After applying String Indexer to the target column, 
Low has been replaced with 1 
while High = 0

In [24]:
"""# Step 2: One-Hot Encode the indexed features (not the label)
encoders = [
    OneHotEncoder(inputCol='title_idx', outputCol='title_org'),
    OneHotEncoder(inputCol='censor_idx', outputCol='censor_org')
]

df_encoded = encoders"""

"# Step 2: One-Hot Encode the indexed features (not the label)\nencoders = [\n    OneHotEncoder(inputCol='title_idx', outputCol='title_org'),\n    OneHotEncoder(inputCol='censor_idx', outputCol='censor_org')\n]\n\ndf_encoded = encoders"

b. Vector Assembler

In [25]:
# Step 3: Feature columns
feature_cols = [
    'writer_count', 'runtime', 'users_votes',
    'likes', 'overall_views', 'dislikes', 'special_award',
    'awards_win', 'awards_nomination', 'ratings', 'release_year'
]

# Step 4: Assemble features
assembler = VectorAssembler(inputCols=feature_cols, outputCol="features")
df = assembler.transform(df)

 Model Training and Evaluation

a. Train/Test Split and Train Model

In [26]:
# Step 5: Define model
model = RandomForestClassifier(labelCol="label", featuresCol="features")
"""
# Step 6: Create pipeline
pipeline = Pipeline(stages=indexers + encoders + [assembler, model])"""

# Step 7: Train-test split
train_data, test_data = df.randomSplit([0.8, 0.2], seed=42)

In [27]:
model = model.fit(train_data)

prediction = model.transform(test_data)

b.
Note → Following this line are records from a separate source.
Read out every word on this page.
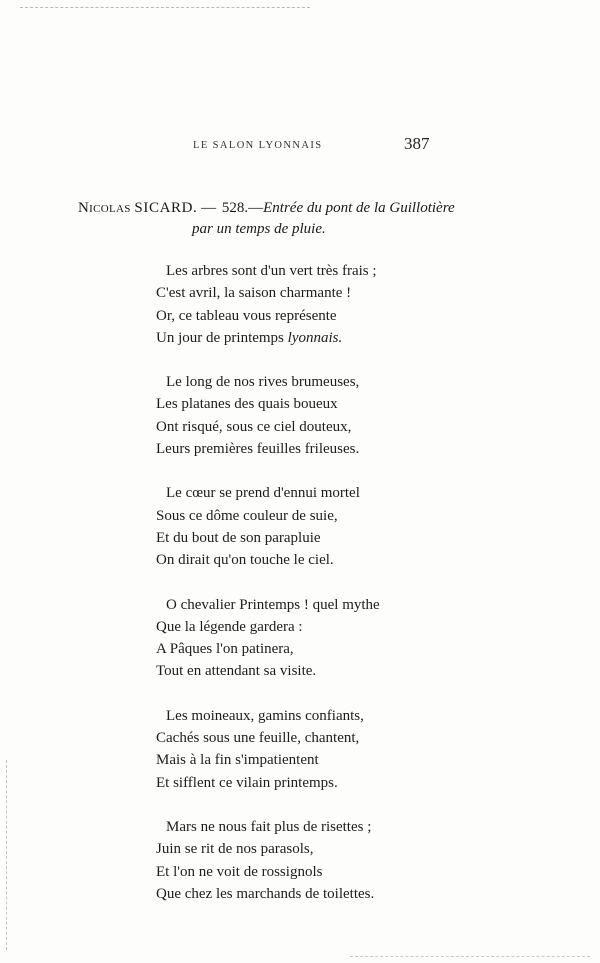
LE SALON LYONNAIS	387
Nicolas SICARD. — 528.—Entrée du pont de la Guillotière
par un temps de pluie.
Les arbres sont d'un vert très frais ;
C'est avril, la saison charmante !
Or, ce tableau vous représente
Un jour de printemps lyonnais.
Le long de nos rives brumeuses,
Les platanes des quais boueux
Ont risqué, sous ce ciel douteux,
Leurs premières feuilles frileuses.
Le cœur se prend d'ennui mortel
Sous ce dôme couleur de suie,
Et du bout de son parapluie
On dirait qu'on touche le ciel.
O chevalier Printemps ! quel mythe
Que la légende gardera :
A Pâques l'on patinera,
Tout en attendant sa visite.
Les moineaux, gamins confiants,
Cachés sous une feuille, chantent,
Mais à la fin s'impatientent
Et sifflent ce vilain printemps.
Mars ne nous fait plus de risettes ;
Juin se rit de nos parasols,
Et l'on ne voit de rossignols
Que chez les marchands de toilettes.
Evaluate Model

In [28]:
# Find AUC
from pyspark.ml.evaluation import MulticlassClassificationEvaluator, BinaryClassificationEvaluator

binary_evaluator = BinaryClassificationEvaluator()
auc = binary_evaluator.evaluate(prediction, {binary_evaluator.metricName:"areaUnderROC"})
print(auc)

0.9254191817572105


In [29]:
from pyspark.ml.evaluation import MulticlassClassificationEvaluator

evaluator = MulticlassClassificationEvaluator(labelCol="label", predictionCol="prediction")

accuracy = evaluator.evaluate(prediction, {evaluator.metricName: "accuracy"})
precision = evaluator.evaluate(prediction, {evaluator.metricName: "weightedPrecision"})
recall = evaluator.evaluate(prediction, {evaluator.metricName: "weightedRecall"})
f1 = evaluator.evaluate(prediction, {evaluator.metricName: "f1"})

print(f"Accuracy: {accuracy:.3f}")
print(f"Precision: {precision:.3f}")
print(f"Recall: {recall:.3f}")
print(f"F1 Score: {f1:.3f}")


Accuracy: 0.846
Precision: 0.847
Recall: 0.846
F1 Score: 0.846


Load and Predict on New Data

Import new data and carry out same data cleaning and feature engineering done on train data

In [30]:
data = spark.read.option('header','true').csv('test.csv')
data.show(9)

+--------------------+------------+--------------------+--------------------+------------+--------------+-------------+------------+-------+----------------+-----------+--------+-------+-------------+--------+------------+----------------+------------------+-------------+----------+-----------------+
|               title|     country|              genres|            language|writer_count|title_adaption|censor_rating|release_date|runtime|dvd_release_date|users_votes|comments|  likes|overall_views|dislikes|ratings_imdb|ratings_tomatoes|ratings_metacritic|special_award|awards_win|awards_nomination|
+--------------------+------------+--------------------+--------------------+------------+--------------+-------------+------------+-------+----------------+-----------+--------+-------+-------------+--------+------------+----------------+------------------+-------------+----------+-----------------+
|            Delhi-6 |       India|       Comedy, Drama|      Hindi, English|         3.0|    

In [31]:
from pyspark.sql.functions import regexp_extract, regexp_replace, to_date, year

# i. They have mixed types like 7.1/10, 64/100, 80%. Let’s clean them
data = data.withColumn("ratings_imdb", regexp_extract("ratings_imdb", r"([\d\.]+)", 1).cast("float"))
data = data.withColumn("ratings_metacritic", regexp_extract("ratings_metacritic", r"([\d\.]+)", 1).cast("float"))
data = data.withColumn("ratings_tomatoes", regexp_extract("ratings_tomatoes", r"([\d\.]+)", 1).cast("float"))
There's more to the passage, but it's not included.